How to start investing if you don't know anything at all

Lately, many people have approached me asking, "I want to start investing, teach me how." To which I ask, "How much do you know?" And the replies will always be, "I know nothing, teach me from scratch."

So I figured that there might be many more people like you out here, who have zero knowledge about investing but want to start. Thus this post, on how to start investing from ground zero.


The stock market and other investment vehicles

In economics, there is an impossible trinity whereby (1) a fixed foreign exchange rate, (2) free capital movement and (3) an independent monetary policy cannot all exist at the same time. In investing, we also have an impossible trinity.

This trinity comprise of (1) low risk, (2) high returns and (3) high liquidity. There can be no liquid investment vehicle giving high return with low risk. If you see one, it is probably a scam.


For example, a bank's savings account gives high liquidity (you can withdraw at any time without any penalty) and low risk (capital protected) but the returns are super low (around 0.1% currently). The stock market gives high return and high liquidity but is high risk (capital is not protected).

How to tell a bad investment vehicle

It's hard to say which investment vehicle is the best, but you can definitely spot a bad one. Remember the impossible trinity? You will always have to compromise on one aspect. But if you find yourself losing two or even three aspects, then you're probably shortchanged.

Let's run through an example on endowment plans. By signing up for such a plan, you commit for a long period of time (at least 10 years) to get about 2-3% per annum interest. In this case, you have low returns (bad), poor liquidity (bad), but low risk (good), which means you're getting a poor deal.

For investment-linked policies, you get moderate returns (due to the fees charged, bad), high risk (bad), and moderate liquidity (bad). Now you can see why ILPs are getting slammed all over these days.

Enter the stock market

The stock market has been proven to be the best hedge against inflation in the long run, beating all other investment vehicles including bonds, cash, and even gold. The stock market gives high return (good), high risk (bad), but with good liquidity (you can sell anytime you want).

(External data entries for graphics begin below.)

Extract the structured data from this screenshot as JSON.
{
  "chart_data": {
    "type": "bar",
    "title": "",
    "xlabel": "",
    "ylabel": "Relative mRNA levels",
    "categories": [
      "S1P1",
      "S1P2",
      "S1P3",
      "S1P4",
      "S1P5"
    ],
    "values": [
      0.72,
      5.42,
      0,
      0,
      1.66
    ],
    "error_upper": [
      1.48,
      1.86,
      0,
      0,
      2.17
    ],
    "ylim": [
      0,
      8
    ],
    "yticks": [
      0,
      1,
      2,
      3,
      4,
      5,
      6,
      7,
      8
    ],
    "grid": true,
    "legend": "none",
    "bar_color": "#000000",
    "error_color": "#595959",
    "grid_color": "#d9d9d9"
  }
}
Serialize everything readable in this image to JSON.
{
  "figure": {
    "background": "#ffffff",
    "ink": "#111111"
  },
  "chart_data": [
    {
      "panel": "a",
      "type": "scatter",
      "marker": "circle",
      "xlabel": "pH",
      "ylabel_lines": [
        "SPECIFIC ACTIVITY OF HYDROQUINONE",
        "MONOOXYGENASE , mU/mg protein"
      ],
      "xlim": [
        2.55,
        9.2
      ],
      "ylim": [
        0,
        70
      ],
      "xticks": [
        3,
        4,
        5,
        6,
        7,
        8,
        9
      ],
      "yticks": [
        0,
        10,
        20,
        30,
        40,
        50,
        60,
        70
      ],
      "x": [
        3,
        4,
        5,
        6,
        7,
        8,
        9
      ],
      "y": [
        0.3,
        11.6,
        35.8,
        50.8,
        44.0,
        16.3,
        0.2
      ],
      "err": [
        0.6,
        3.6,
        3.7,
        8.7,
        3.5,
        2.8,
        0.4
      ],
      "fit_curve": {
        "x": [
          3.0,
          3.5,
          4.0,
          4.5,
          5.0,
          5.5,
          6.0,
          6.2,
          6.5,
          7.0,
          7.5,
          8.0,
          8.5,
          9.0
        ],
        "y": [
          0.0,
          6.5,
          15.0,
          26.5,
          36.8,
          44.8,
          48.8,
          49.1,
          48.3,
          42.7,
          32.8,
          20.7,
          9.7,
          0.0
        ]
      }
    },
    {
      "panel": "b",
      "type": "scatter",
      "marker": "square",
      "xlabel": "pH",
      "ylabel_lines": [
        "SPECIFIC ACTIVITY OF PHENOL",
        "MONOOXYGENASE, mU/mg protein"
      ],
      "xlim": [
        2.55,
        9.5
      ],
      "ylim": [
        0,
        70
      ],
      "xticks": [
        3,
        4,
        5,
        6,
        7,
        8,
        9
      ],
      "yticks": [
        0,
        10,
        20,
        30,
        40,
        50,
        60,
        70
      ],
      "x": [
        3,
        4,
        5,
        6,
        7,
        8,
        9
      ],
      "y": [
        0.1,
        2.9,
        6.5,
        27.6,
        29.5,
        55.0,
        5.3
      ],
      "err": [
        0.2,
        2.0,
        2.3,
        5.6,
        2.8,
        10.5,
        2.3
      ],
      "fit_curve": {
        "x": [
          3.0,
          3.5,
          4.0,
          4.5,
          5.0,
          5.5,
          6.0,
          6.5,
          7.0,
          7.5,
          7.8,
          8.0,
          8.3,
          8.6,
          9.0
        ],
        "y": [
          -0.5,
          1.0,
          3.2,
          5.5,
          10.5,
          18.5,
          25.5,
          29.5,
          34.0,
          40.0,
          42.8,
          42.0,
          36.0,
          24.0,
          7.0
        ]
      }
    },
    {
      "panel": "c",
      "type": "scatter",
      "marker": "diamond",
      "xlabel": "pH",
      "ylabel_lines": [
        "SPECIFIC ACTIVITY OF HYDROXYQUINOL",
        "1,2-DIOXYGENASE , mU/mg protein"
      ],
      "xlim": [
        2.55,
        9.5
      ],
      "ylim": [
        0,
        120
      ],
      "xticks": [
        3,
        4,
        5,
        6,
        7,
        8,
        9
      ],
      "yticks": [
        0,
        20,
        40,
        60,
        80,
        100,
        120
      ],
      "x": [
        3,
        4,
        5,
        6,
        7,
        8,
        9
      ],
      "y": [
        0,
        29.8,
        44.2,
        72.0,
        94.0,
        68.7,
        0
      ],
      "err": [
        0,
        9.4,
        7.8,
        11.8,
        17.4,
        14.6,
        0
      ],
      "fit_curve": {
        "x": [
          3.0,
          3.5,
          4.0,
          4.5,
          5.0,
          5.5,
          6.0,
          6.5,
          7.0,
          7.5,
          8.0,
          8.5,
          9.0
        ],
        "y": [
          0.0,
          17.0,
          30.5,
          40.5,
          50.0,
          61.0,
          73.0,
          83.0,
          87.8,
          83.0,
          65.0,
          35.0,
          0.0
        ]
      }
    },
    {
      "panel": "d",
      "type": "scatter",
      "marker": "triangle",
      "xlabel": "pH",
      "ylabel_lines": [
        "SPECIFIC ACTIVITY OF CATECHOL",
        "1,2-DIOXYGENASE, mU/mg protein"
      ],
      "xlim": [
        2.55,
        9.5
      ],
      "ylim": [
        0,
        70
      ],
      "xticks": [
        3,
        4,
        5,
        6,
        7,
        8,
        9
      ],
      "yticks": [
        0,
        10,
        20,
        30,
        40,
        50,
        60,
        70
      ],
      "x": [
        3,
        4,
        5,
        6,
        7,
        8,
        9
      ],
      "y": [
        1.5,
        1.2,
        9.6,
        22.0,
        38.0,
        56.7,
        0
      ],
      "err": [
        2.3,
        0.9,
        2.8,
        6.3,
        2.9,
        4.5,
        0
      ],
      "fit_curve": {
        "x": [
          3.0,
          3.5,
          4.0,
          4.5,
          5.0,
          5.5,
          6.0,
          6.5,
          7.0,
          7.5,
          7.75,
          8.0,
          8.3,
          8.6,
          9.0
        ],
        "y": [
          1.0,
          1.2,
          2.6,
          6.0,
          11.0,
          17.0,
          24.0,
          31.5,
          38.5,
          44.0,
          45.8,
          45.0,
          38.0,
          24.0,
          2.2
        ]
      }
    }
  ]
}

https://thunfinancial.com/investing-and-financial-planning-for-foreign-nationals-in-the-united-states/

So how do you invest in the stock market? Many newcomers would try to pick individual stocks, but do you know that even 80% of all fund managers don't beat the market? You certainly can try, but the odds are not in your favour.

By the market, I refer to the S&P 500 for the US market, the STI for the Singapore market, and basically any index that tracks the average movement of the target market. So for newbies, I would recommend just investing into the market via an index fund.

Read this two posts for a better idea:

If you really want to beat the market...

Well, I can't fault you for trying right? Even after saying that the stock market returns around 7-8% per year on average, some people have asked me how to beat the market. This is despite them having no financial, investing, or stock market knowledge or experience.

But of course, I will still detail it here. There are many studies done, and various investing legends have proven that there are ways of picking stocks that can give you a better return than just buying the index. For example, these are the list of investors who have documented their returns:

Benjamin Graham: ~20% per annum (Graham-Newton Corp, 1936-1956)
John Neff: 13.7% per annum (Windsor Fund, 1964-1995)
Warren Buffet: ~24% (Berkshire Hathaway, 1965-present)
Peter Lynch: 29.2% (Magellan Fund, 1977-1990)
Kenneth Fisher: 13% (Global Total Return Fund, 1995-2007)
James O'Shaughnessy: 18.52% (Cornerstone Growth Strategy, 1954-1996)
Joel Greenblatt: 30.8% (Magic Formula, 1988-2004)
Joseph Piotroski: 23% (research paper, 1976-1996)

Each of these investors have a method of screening for stocks and then investing in them. I would recommend you to pick up their books to start reading. See below for the books they've written, also detailing their investment strategy. Some books can be even found online on Google.

Benjamin Graham: The intelligent investor
Warren Buffett: Buffettology (written by Mary Buffett, divorced former daughter-in-law of Warren Buffett)
Peter Lynch: One up on Wall Street
Kenneth Fisher: Super stocks
James O'Shaughnessy: What works on Wall treet

And if you want a summary of all of these books, check out this: The guru investor by John Reenes.

Conclusion

So first we started with identifying what is a good investment vehicle, and what is a bad one. Then, we went on to learn how you can invest in the stock market, probably the best investment vehicle out there. And lastly, if you want to beat the market, how you can do it.

Some parting words. Once you start on a strategy, stick to it. Long-term investing reaps rewards but switching in and out (due to emotions) only incurs fees and lower returns. I wish you all the best in your investing journey!